Le malagasy est prononcé et accentué de manière particulière. La dernière voyelle des mots ne se prononce pas, et certains sons se prononcent avec des particularités. Par exemple, le « o » se prononce [ou], le « e » est toujours accentué, les mots contenant [ao] se prononcent [o], et les sons [tr] ou [dr] se prononcent respectivement [tch] et [dz].

Parmi la liste des mots importants, un tout premier lexique à connaître pourrait être le suivant :

  • Bonjour/bonsoir : salama ;
  • parlez-vous français ? : Frantsay ve ianao ? ;
  • au revoir : veloma ;
  • merci : misaotra ;
  • je suis français : frantsay aho ;
  • je m’appelle… :… no anarako ;
  • oui/non : ia/ah-ah ;
  • combien ça coûte ? : Ohatrinona ity ? ;
  • je voudrais aller à… : Te ho any… aho ;
  • hôtel : hôtely ;
  • hôpital : hôpîtaly ;

Le voyageur qui souhaite apprendre le malgache constatera que cette langue à la particularité de contenir des mots extrêmement longs parfois complexes à mémoriser et à prononcer.

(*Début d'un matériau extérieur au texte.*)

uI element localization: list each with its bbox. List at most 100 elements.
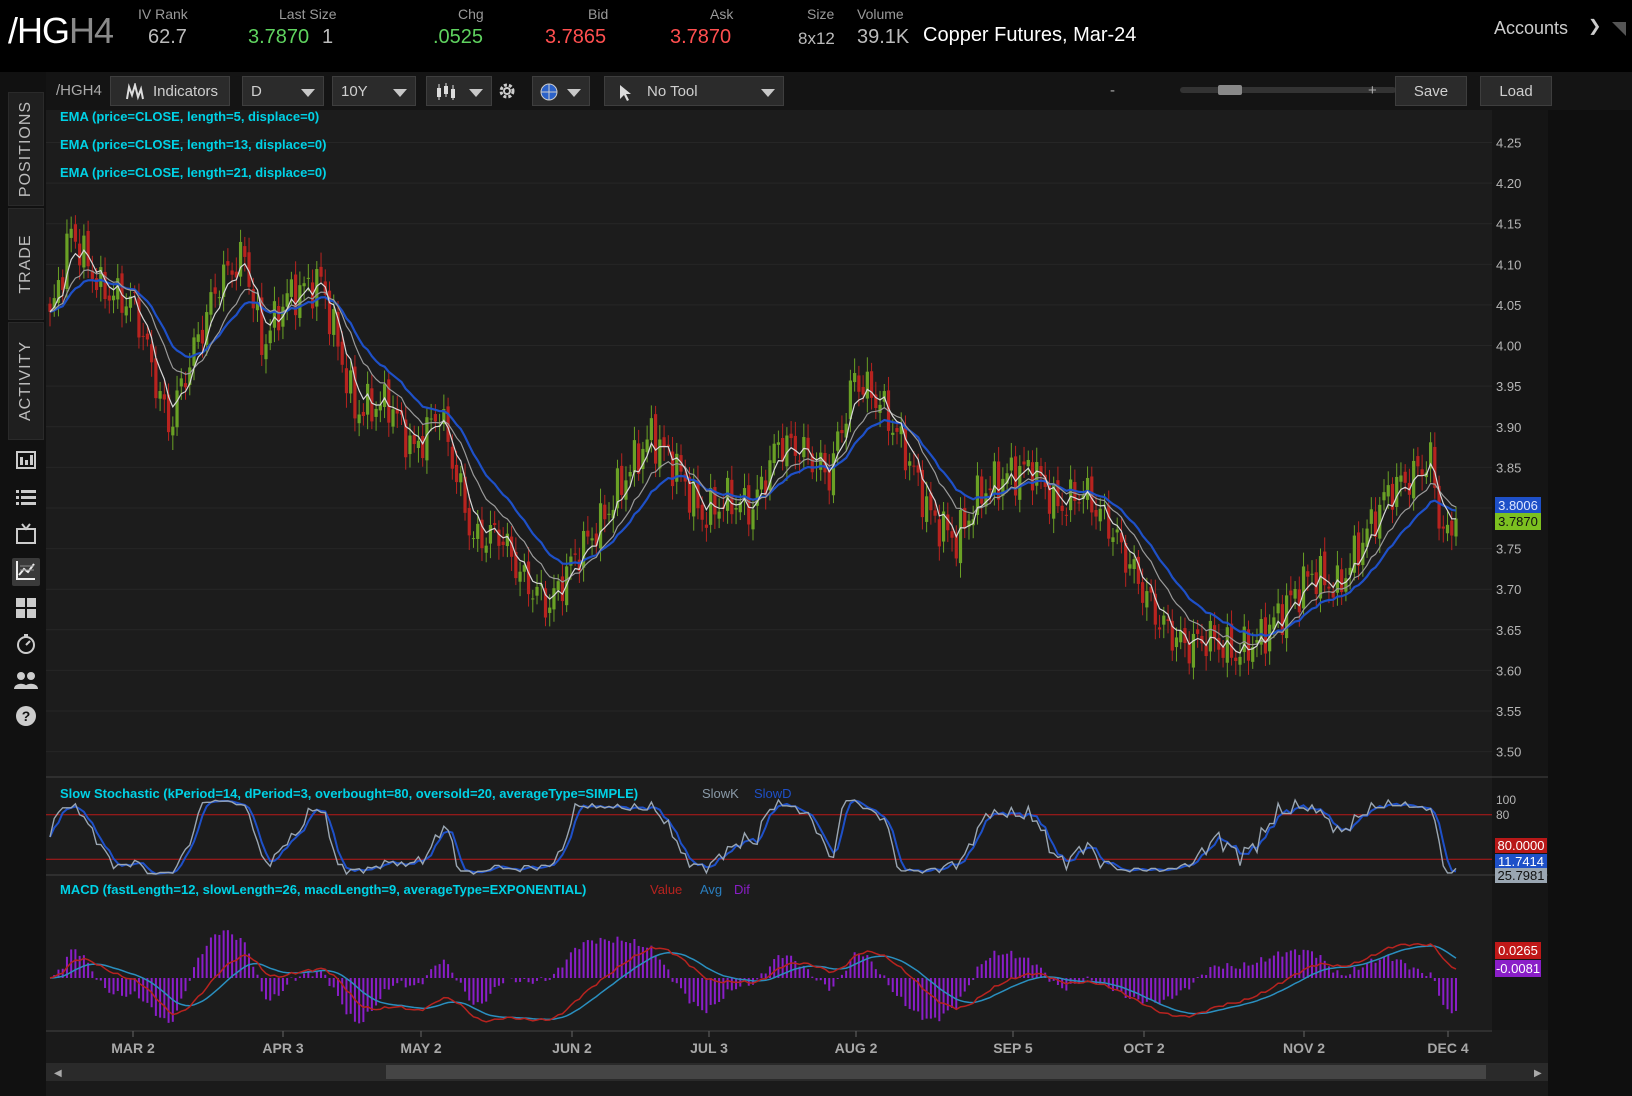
list-icon[interactable]: [12, 486, 40, 514]
tab-trade[interactable]: TRADE: [8, 208, 44, 320]
drawing-sets-select[interactable]: [532, 76, 590, 106]
zoom-slider[interactable]: [1180, 85, 1396, 95]
aggregation-select[interactable]: D: [242, 76, 324, 106]
ema13-label[interactable]: EMA (price=CLOSE, length=13, displace=0): [60, 137, 326, 152]
candle: [831, 441, 836, 504]
candle: [980, 469, 984, 519]
symbol-title[interactable]: /HGH4: [8, 10, 114, 52]
tab-positions-label: POSITIONS: [17, 100, 34, 198]
gear-icon[interactable]: [496, 80, 518, 102]
candle: [344, 353, 349, 408]
zoom-in-button[interactable]: +: [1368, 82, 1377, 99]
ema5-label[interactable]: EMA (price=CLOSE, length=5, displace=0): [60, 110, 319, 124]
candle: [315, 261, 319, 321]
candle: [827, 454, 831, 505]
candle: [577, 547, 581, 583]
tab-activity[interactable]: ACTIVITY: [8, 322, 44, 440]
candle: [370, 374, 374, 430]
price-tick-label: 3.60: [1496, 663, 1521, 678]
indicators-button[interactable]: Indicators: [110, 76, 230, 106]
scroll-left-icon[interactable]: ◀: [54, 1068, 62, 1079]
candle: [522, 553, 526, 583]
stoch-tick-label: 100: [1496, 793, 1516, 807]
stochastic-label[interactable]: Slow Stochastic (kPeriod=14, dPeriod=3, …: [60, 786, 638, 801]
candle: [459, 465, 463, 497]
candle: [222, 250, 226, 312]
accounts-menu[interactable]: Accounts: [1494, 18, 1569, 38]
candle: [1077, 493, 1081, 512]
price-tick-label: 4.05: [1496, 298, 1521, 313]
help-icon[interactable]: ?: [12, 704, 40, 732]
candle: [1060, 492, 1064, 526]
symbol-root: /HG: [8, 10, 70, 51]
candle: [82, 224, 86, 279]
right-margin: [1548, 110, 1632, 1096]
last-size-label: Last Size: [279, 6, 337, 22]
candle: [1301, 552, 1306, 616]
candle: [1225, 613, 1229, 678]
drawing-tool-select[interactable]: No Tool: [604, 76, 784, 106]
candle: [353, 355, 357, 432]
time-tick-label: DEC 4: [1427, 1040, 1468, 1056]
price-panel-bg: [46, 110, 1492, 776]
candle: [1153, 579, 1157, 640]
candle: [357, 400, 361, 437]
chevron-down-icon[interactable]: ❯: [1588, 18, 1602, 35]
candlestick-icon: [437, 83, 455, 100]
candle: [497, 520, 501, 560]
candle: [1234, 650, 1238, 675]
candle: [776, 430, 781, 459]
candle: [975, 462, 980, 525]
candle: [1327, 574, 1331, 604]
candle: [607, 502, 611, 525]
grid-icon[interactable]: [12, 596, 40, 624]
macd-label[interactable]: MACD (fastLength=12, slowLength=26, macd…: [60, 882, 586, 897]
time-tick-label: JUN 2: [552, 1040, 592, 1056]
candle: [552, 574, 556, 622]
bid-label: Bid: [588, 6, 609, 22]
candle: [217, 290, 221, 306]
ema21-label[interactable]: EMA (price=CLOSE, length=21, displace=0): [60, 165, 326, 180]
candle: [404, 405, 408, 470]
ask-value[interactable]: 3.7870: [670, 26, 732, 48]
macd-avg-legend: Avg: [700, 882, 722, 897]
candle: [467, 494, 471, 550]
candle: [90, 255, 94, 293]
candle: [395, 395, 399, 428]
zoom-out-button[interactable]: -: [1110, 82, 1115, 99]
candle: [531, 589, 535, 613]
iv-rank-value: 62.7: [148, 26, 187, 48]
save-button[interactable]: Save: [1395, 76, 1467, 106]
people-icon[interactable]: [12, 668, 40, 696]
timeframe-select[interactable]: 10Y: [332, 76, 416, 106]
bid-value[interactable]: 3.7865: [545, 26, 607, 48]
time-tick-label: APR 3: [262, 1040, 303, 1056]
candle: [1064, 507, 1068, 526]
zoom-slider-handle[interactable]: [1218, 85, 1242, 95]
chart-style-select[interactable]: [426, 76, 492, 106]
tv-icon[interactable]: [12, 522, 40, 550]
scroll-right-icon[interactable]: ▶: [1534, 1068, 1542, 1079]
candle: [378, 391, 382, 423]
candle: [1162, 606, 1166, 639]
candle: [941, 501, 946, 553]
chart-icon[interactable]: [12, 558, 40, 586]
slowk-legend: SlowK: [702, 786, 739, 801]
load-button[interactable]: Load: [1480, 76, 1552, 106]
last-price-badge: 3.7870: [1495, 513, 1541, 530]
stochastic-plot: 10080200.00: [46, 793, 1520, 881]
scrollbar-thumb[interactable]: [386, 1065, 1486, 1079]
candle: [751, 499, 755, 541]
candle: [69, 216, 73, 253]
candle: [1416, 447, 1420, 477]
corner-resize-icon[interactable]: [1612, 22, 1626, 36]
chg-value: .0525: [433, 26, 484, 48]
candle: [1196, 619, 1200, 648]
monitor-icon[interactable]: [12, 448, 40, 476]
tab-positions[interactable]: POSITIONS: [8, 92, 44, 206]
price-tick-label: 4.25: [1496, 135, 1521, 150]
chart-canvas[interactable]: 4.25 4.20 4.15 4.10 4.05 4.00 3.95 3.90 3.85 3.80…: [46, 110, 1632, 1096]
candle: [361, 403, 365, 426]
analysis-icon[interactable]: [12, 632, 40, 660]
svg-text:25.7981: 25.7981: [1498, 868, 1545, 883]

Il en est de même pour les noms de certaines familles dont la composition peut atteindre une dizaine de syllabes.

Lorsqu’on se passionne pour un pays, l’histoire de sa langue nous apprend beaucoup. C’est autour de l’adoption d’un dialecte commun que se fondent les bases communes d’une société et la richesse historique et culturelle d’un pays. Madagascar, nous venons de le voir, illustre parfaitement cette règle.